Let the function $$f(x) = 2x^2 - \log_e x$$, $$x > 0$$, be decreasing in $$(0, a)$$ and increasing in $$(a, 4)$$. A tangent to the parabola $$y^2 = 4ax$$ at a point $$P$$ on it passes through the point $$(8a, 8a - 1)$$ but does not pass through the point $$\left(-\dfrac{1}{a}, 0\right)$$. If the equation of the normal at $$P$$ is $$\dfrac{x}{\alpha} + \dfrac{y}{\beta} = 1$$, then $$\alpha + \beta$$ is equal to ______.

We need to find $$\alpha + \beta$$ where the normal at point $$P$$ on the parabola $$y^2 = 4ax$$ has the intercept form $$\frac{x}{\alpha} + \frac{y}{\beta} = 1$$.

To find the value of $$a$$, consider $$f(x) = 2x^2 - \ln x$$, so $$f'(x) = 4x - \dfrac{1}{x} = 0 \implies x = \dfrac{1}{2}$$. Since $$f$$ decreases on $$(0, 1/2)$$ and increases on $$(1/2, 4)$$, it follows that $$a = \dfrac{1}{2}$$.

Since $$a = \dfrac{1}{2}$$, the parabola is $$y^2 = 4 \cdot \dfrac{1}{2} \cdot x = 2x$$, and a point on it can be written as $$P = \left(\dfrac{t^2}{2}, t\right)$$.

The tangent at $$P = \left(\dfrac{t^2}{2}, t\right)$$ to $$y^2 = 2x$$ is $$yt = x + \dfrac{t^2}{2}$$.

Substituting $$(8a, 8a-1) = (4, 3)$$ into this gives $$3t = 4 + \dfrac{t^2}{2}$$, so $$t^2 - 6t + 8 = 0 \implies t = 2 \text{ or } t = 4$$.

Next, to determine which tangent does not pass through $$(-1/a, 0) = (-2, 0)$$, set $$y = 0$$ in $$yt = x + \dfrac{t^2}{2}$$, giving $$x = -\dfrac{t^2}{2}$$. For $$t = 2$$, $$x = -2$$ so the tangent passes through $$(-2, 0)$$ and is rejected, while for $$t = 4$$, $$x = -8 \neq -2$$. Thus $$P = (8, 4)$$.
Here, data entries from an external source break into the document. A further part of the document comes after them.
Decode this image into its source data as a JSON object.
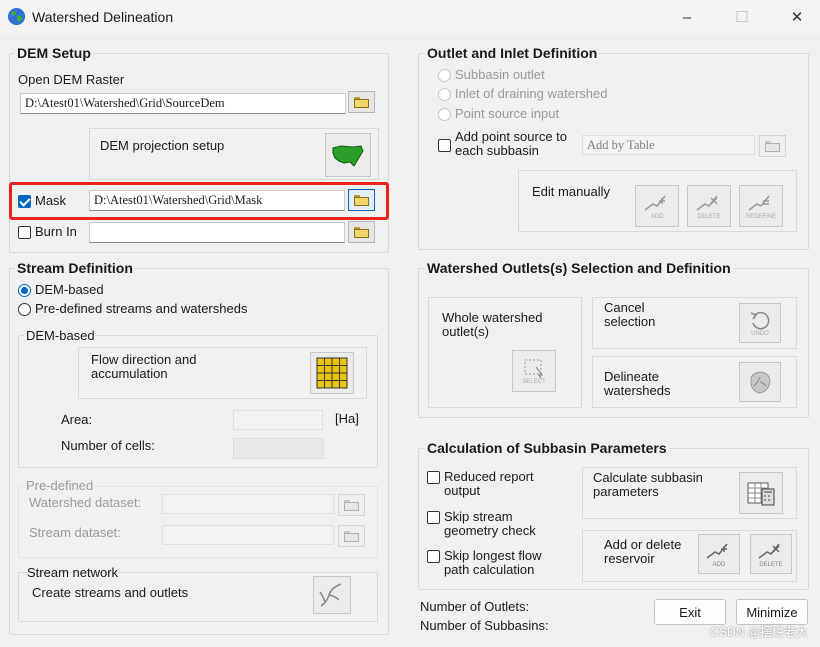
{
  "window": {
    "title": "Watershed Delineation",
    "minimize_icon": "–",
    "maximize_icon": "☐",
    "close_icon": "✕"
  },
  "dem_setup": {
    "title": "DEM Setup",
    "open_dem_label": "Open DEM Raster",
    "dem_path": "D:\\Atest01\\Watershed\\Grid\\SourceDem",
    "projection_label": "DEM projection setup",
    "mask_label": "Mask",
    "mask_checked": true,
    "mask_path": "D:\\Atest01\\Watershed\\Grid\\Mask",
    "burn_in_label": "Burn In",
    "burn_in_checked": false,
    "burn_in_path": ""
  },
  "stream_definition": {
    "title": "Stream Definition",
    "option_dem": "DEM-based",
    "option_predefined": "Pre-defined streams and watersheds",
    "dem_based_title": "DEM-based",
    "flow_label": "Flow direction and\naccumulation",
    "area_label": "Area:",
    "area_unit": "[Ha]",
    "cells_label": "Number of cells:",
    "predefined_title": "Pre-defined",
    "watershed_dataset_label": "Watershed dataset:",
    "stream_dataset_label": "Stream dataset:",
    "network_title": "Stream network",
    "create_label": "Create streams and outlets"
  },
  "outlet_inlet": {
    "title": "Outlet and Inlet Definition",
    "opt_subbasin": "Subbasin outlet",
    "opt_inlet": "Inlet of draining watershed",
    "opt_point": "Point source input",
    "add_point_label": "Add point source to\neach subbasin",
    "add_by_table": "Add by Table",
    "edit_manually": "Edit manually",
    "add_caption": "ADD",
    "delete_caption": "DELETE",
    "redefine_caption": "REDEFINE"
  },
  "watershed_outlets": {
    "title": "Watershed Outlets(s) Selection and Definition",
    "whole_label": "Whole watershed\noutlet(s)",
    "select_caption": "SELECT",
    "cancel_label": "Cancel\nselection",
    "undo_caption": "UNDO",
    "delineate_label": "Delineate\nwatersheds"
  },
  "subbasin_params": {
    "title": "Calculation of Subbasin Parameters",
    "reduced_label": "Reduced  report\noutput",
    "skip_stream_label": "Skip stream\ngeometry check",
    "skip_longest_label": "Skip longest flow\npath calculation",
    "calc_label": "Calculate subbasin\nparameters",
    "reservoir_label": "Add or delete\nreservoir",
    "add_caption": "ADD",
    "delete_caption": "DELETE"
  },
  "footer": {
    "outlets_label": "Number of Outlets:",
    "subbasins_label": "Number of Subbasins:",
    "exit_label": "Exit",
    "minimize_label": "Minimize"
  },
  "watermark": "CSDN @摆烂老大",
  "colors": {
    "accent": "#0067c0",
    "highlight": "#e8231d"
  }
}
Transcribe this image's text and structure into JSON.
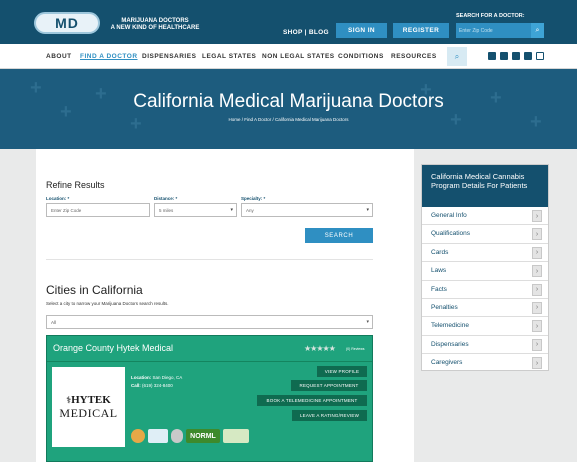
{
  "header": {
    "logo_text": "MD",
    "tagline_1": "MARIJUANA DOCTORS",
    "tagline_2": "A NEW KIND OF HEALTHCARE",
    "links": "SHOP  |  BLOG",
    "sign_in": "SIGN IN",
    "register": "REGISTER",
    "search_label": "SEARCH FOR A DOCTOR:",
    "search_placeholder": "Enter Zip Code",
    "brand_color": "#14506e",
    "accent_color": "#2f8fc2"
  },
  "nav": {
    "items": [
      "ABOUT",
      "FIND A DOCTOR",
      "DISPENSARIES",
      "LEGAL STATES",
      "NON LEGAL STATES",
      "CONDITIONS",
      "RESOURCES"
    ]
  },
  "hero": {
    "title": "California Medical Marijuana Doctors",
    "breadcrumb": "Home / Find A Doctor / California Medical Marijuana Doctors"
  },
  "refine": {
    "title": "Refine Results",
    "location_label": "Location: *",
    "location_placeholder": "Enter Zip Code",
    "distance_label": "Distance: *",
    "distance_value": "5 miles",
    "specialty_label": "Specialty: *",
    "specialty_value": "Any",
    "search_button": "SEARCH"
  },
  "cities": {
    "title": "Cities in California",
    "subtitle": "Select a city to narrow your Marijuana Doctors search results.",
    "select_value": "All"
  },
  "listing": {
    "name": "Orange County Hytek Medical",
    "reviews": "(0) Reviews",
    "rating": 0,
    "logo_line1": "HYTEK",
    "logo_line2": "MEDICAL",
    "location_label": "Location:",
    "location": "San Diego, CA",
    "call_label": "Call:",
    "phone": "(619) 324-8400",
    "buttons": [
      "VIEW PROFILE",
      "REQUEST APPOINTMENT",
      "BOOK A TELEMEDICINE APPOINTMENT",
      "LEAVE A RATING/REVIEW"
    ],
    "badge_norml": "NORML",
    "card_color": "#1fa37d"
  },
  "sidebar": {
    "title": "California Medical Cannabis Program Details For Patients",
    "items": [
      "General Info",
      "Qualifications",
      "Cards",
      "Laws",
      "Facts",
      "Penalties",
      "Telemedicine",
      "Dispensaries",
      "Caregivers"
    ]
  }
}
The slope of the tangent at $$P$$ is $$\frac{dy}{dx} = \frac{1}{t} = \frac{1}{4}$$, so the slope of the normal is $$-4$$, and its equation is $$y - 4 = -4(x - 8)$$, which simplifies to $$y = -4x + 36 \implies 4x + y = 36$$.

Converting to intercept form gives $$\frac{x}{9} + \frac{y}{36} = 1$$, so $$\alpha = 9$$ and $$\beta = 36$$, and hence $$\alpha + \beta = 9 + 36 = 45$$.

The correct answer is $$\boxed{45}$$.